December 25, 2013

When Will the Western Snow Drought End?

There is no skiing at Snoqualmie Summit.

The Hoodoo, Willamette Pass, and Mt. Ashland ski areas in Oregon are not yet open.

 The WSDOT cams at Denny Creek and Hyak, on the west and east sides of Snoqualme Pass, tell the sparse-snow story well.

Looking at a map of snow-water-equivalent (or SWE), the amount of water in the current snow pack, tells the story.  The Washington Cascades have about 50% of normal, while in Oregon the snow pack is about 25% of normal.   The snow in the Sierra Nevada is no better, running about one-third of normal.
 For those enjoying alpine and nordic skiing, sledding, or snow fun in the mountains this is not a good year.  And let me be frank up front:  meteorologists did not expect this situation.  This is neutral year (neither El Nino or La Nina) and we had no reason to expect snow-drought conditions.

The reason for the lack of snow is clear:  a lack of precipitation associated with a highly persistent ridge over the eastern Pacific (see my previous blog on this). Here is the percentage of normal precipitation for the past 60 days. Lots of California and parts of the NW have received LESS THAN 25% of normal.  A number of climatological stations in California will have their driest year on record in 2013.   Those are major records to break.
Another way to look at this drought is to find exactly how much precipitation we have missed.  How many inches of precipitation below normal? (see graphic)  Most of northern CA through western Oregon/Washington are down 8 inches or more, with some twice that.
 So the question you all have is naturally is this:  will this snow/precipitation drought end soon?

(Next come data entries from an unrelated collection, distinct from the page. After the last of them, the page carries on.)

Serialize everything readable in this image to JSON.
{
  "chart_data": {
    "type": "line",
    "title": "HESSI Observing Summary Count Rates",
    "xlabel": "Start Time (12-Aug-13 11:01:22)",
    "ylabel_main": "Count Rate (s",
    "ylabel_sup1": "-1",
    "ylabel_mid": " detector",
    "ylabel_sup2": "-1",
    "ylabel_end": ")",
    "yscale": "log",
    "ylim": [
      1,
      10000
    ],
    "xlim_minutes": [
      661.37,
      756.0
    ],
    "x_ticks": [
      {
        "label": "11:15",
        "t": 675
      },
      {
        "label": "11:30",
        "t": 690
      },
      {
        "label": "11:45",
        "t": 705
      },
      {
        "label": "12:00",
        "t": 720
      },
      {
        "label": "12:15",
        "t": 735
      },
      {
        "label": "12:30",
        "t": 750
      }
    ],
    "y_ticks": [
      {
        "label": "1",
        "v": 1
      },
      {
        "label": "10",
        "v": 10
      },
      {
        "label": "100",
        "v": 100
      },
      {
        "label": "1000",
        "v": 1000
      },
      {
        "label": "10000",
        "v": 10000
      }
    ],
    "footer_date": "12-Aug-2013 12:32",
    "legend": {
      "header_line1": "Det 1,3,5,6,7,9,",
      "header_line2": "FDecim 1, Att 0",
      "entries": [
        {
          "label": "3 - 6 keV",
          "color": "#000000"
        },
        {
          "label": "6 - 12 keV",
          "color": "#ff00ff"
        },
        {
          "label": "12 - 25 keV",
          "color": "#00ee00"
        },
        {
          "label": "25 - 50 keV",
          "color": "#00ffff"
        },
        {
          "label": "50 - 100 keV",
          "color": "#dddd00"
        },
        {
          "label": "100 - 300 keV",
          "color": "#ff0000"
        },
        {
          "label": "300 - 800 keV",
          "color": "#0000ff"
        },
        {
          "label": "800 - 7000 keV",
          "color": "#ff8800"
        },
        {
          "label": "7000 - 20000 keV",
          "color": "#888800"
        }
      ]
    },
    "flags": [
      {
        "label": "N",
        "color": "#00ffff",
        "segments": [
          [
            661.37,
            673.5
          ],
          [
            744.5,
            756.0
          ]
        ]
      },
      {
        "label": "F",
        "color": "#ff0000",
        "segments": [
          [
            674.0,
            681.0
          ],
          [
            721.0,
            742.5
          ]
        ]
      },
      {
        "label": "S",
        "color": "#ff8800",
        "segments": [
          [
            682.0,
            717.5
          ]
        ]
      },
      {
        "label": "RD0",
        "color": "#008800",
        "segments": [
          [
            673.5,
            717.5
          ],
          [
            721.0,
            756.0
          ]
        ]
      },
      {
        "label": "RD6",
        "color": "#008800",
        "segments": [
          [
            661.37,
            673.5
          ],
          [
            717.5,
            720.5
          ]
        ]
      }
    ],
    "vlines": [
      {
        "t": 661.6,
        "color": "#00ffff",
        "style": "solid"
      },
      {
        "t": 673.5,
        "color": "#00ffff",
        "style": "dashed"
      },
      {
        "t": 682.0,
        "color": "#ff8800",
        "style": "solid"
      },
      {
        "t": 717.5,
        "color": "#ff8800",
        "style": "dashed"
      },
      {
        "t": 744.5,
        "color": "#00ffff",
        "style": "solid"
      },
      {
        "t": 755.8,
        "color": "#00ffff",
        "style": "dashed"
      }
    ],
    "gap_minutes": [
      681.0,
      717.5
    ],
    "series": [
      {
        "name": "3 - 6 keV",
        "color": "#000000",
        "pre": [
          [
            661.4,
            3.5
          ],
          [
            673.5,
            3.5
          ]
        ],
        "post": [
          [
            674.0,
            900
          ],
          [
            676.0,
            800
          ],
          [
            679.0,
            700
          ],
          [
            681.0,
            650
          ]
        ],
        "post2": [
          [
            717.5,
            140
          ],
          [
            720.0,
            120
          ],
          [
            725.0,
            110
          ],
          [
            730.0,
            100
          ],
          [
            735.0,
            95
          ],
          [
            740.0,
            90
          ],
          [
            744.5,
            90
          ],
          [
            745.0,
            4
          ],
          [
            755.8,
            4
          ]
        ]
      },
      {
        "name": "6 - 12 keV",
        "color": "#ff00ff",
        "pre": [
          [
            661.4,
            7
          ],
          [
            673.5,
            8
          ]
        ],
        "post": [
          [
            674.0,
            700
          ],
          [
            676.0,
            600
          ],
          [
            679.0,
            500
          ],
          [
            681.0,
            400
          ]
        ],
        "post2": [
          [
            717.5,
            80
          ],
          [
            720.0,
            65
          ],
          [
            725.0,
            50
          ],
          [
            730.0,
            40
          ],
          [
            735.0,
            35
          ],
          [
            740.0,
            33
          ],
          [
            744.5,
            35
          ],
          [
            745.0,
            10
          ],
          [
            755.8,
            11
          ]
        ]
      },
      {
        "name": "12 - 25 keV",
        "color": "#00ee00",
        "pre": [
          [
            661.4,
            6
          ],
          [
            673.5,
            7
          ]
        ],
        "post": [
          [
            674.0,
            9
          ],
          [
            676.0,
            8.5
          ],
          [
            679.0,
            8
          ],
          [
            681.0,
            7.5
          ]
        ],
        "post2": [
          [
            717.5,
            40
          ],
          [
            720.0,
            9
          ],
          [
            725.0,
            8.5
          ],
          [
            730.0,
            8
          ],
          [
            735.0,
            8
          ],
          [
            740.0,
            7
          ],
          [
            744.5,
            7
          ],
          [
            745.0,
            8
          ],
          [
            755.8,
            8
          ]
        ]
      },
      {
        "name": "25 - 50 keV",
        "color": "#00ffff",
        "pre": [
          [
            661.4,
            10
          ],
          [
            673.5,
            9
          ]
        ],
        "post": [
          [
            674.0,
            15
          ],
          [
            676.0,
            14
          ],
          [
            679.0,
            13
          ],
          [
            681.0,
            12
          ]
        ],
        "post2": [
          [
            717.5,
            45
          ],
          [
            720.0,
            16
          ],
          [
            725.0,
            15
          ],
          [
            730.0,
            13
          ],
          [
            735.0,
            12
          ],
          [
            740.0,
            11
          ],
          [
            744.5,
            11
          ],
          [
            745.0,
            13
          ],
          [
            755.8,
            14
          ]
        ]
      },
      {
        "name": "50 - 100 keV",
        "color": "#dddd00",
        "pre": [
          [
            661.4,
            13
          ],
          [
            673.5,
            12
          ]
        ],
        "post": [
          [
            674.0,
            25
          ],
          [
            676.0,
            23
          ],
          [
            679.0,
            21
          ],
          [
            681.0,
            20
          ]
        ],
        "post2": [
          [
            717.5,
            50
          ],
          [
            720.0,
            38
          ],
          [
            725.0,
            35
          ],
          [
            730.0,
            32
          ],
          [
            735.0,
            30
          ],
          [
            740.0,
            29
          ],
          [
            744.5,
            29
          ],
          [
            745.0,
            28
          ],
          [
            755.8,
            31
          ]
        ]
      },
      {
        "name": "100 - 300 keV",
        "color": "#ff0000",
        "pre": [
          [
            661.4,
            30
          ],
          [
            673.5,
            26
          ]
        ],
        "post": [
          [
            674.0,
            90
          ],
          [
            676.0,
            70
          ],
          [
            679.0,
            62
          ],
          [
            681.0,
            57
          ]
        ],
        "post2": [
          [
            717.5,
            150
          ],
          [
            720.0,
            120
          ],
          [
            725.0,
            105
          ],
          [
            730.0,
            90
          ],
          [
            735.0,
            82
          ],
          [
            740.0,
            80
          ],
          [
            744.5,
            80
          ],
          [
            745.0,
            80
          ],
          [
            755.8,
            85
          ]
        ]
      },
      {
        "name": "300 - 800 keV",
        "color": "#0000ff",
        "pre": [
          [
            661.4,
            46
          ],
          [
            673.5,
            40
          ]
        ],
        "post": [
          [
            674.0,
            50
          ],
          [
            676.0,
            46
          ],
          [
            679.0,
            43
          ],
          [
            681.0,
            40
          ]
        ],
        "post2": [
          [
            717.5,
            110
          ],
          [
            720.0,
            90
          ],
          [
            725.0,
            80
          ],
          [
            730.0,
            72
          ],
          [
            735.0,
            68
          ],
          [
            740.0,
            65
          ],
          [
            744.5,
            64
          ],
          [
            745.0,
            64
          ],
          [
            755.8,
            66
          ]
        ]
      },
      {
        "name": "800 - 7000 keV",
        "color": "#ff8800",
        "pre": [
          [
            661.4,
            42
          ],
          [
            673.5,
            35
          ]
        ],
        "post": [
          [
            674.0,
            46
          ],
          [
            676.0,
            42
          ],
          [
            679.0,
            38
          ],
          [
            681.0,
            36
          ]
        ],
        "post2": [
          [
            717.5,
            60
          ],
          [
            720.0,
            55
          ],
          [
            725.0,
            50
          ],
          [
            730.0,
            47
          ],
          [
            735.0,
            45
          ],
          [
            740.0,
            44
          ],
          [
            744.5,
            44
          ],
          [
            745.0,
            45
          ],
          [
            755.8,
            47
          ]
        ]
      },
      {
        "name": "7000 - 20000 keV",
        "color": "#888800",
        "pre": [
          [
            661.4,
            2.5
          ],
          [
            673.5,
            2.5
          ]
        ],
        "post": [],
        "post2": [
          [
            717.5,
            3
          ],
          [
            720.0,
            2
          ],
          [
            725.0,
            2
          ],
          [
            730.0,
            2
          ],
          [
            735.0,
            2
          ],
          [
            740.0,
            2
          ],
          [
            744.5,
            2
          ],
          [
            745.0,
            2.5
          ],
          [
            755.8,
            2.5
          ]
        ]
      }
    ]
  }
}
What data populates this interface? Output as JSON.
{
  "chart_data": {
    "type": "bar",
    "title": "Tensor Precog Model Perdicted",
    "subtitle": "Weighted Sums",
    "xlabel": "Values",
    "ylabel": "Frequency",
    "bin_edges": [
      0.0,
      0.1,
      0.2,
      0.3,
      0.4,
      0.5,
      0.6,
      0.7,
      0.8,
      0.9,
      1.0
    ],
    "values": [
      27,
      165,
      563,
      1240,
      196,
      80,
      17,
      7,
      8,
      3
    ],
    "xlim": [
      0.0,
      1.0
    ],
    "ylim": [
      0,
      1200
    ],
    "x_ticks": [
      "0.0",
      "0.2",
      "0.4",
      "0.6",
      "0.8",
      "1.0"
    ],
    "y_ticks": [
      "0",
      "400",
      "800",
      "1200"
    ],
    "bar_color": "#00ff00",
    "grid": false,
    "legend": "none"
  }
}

And my answer is a depressing one:  very little is going to change for the next week or so. Here is the precipitation predicted by the UW WRF model for the next 72 h. Dry in Oregon and California and just some light precipitation over northwest Washington State.

The next 72 hours, which gets us to the end of the year?  Same thing.  Other models (e.g., the European Center, UKMET office) are consistent with this picture. Persistent ridging over the eastern Pacific is pushing weather systems into British Columbia and southeast Alaska.  Perhaps Baker will get a bit of freshening and Whistler even more.

The National Weather Service also runs their models out several months as part of the Climate Forecasting System.  Here is the predicted difference of precipitation from normal (called an anomaly) for January through February.  Pretty much the same story as described above--very dry in California, dry in Oregon and a mixed bag in Washington, while BC is wetter than normal.
Of course, the skill of the monthly forecasts is far less than the one-week predictions, but at this point the long-range view is not favorable for NW snow accumulation in the mountains.  The implications in California are very serious if these forecasts are correct.   The only bright spot for CA is that the snow pack is decent now in Colorado, eastern Nevada, and in Utah, so hopefully the Colorado River flows, which are an important water supply for parts of CA, will be near normal.

Praying for Snow

Fracking and Ozone

UW Professor Becky Alexander has established a page on the Microoryza crowdfunding web site that outlines her project  to understand why natural gas fracking often leads to high ozone values over snow (go here to see it). If you want to learn more about this important project and how you can help it happen, check out the web site.


  1. Sadly Western Washington has been more fortunate with grazing storms. It slowly gets worse as you head south. What Seattle will end little below average for the year? Portland is well below average, Medford etc.

    I was bored grazing through NWS yearly charts the other day. Get this, San Francisco averages 20 inches. This year they have received 3.38. Insane.

  2. Weren't we stuck under a ridge last winter as well?

  3. Another boring winter. Don't worry, I'm sure a stubborn trough will show up just in time for spring...

  4. @Hindu: IIRC on the last season we had a ridge during January/February but November/December systems had already built enough snow base on the Mountains, so even Snoqualmie was open.

    Cliff, we like to look at records :-) perhaps are we establishing a new record for late opening day for the Summit at Snoqualmie? I can't find that date on the internet...

  5. Cliff

    Looks like the models were a bit off for the NW corner of the state. We are getting some significant rain in the SJIs today...and loving it!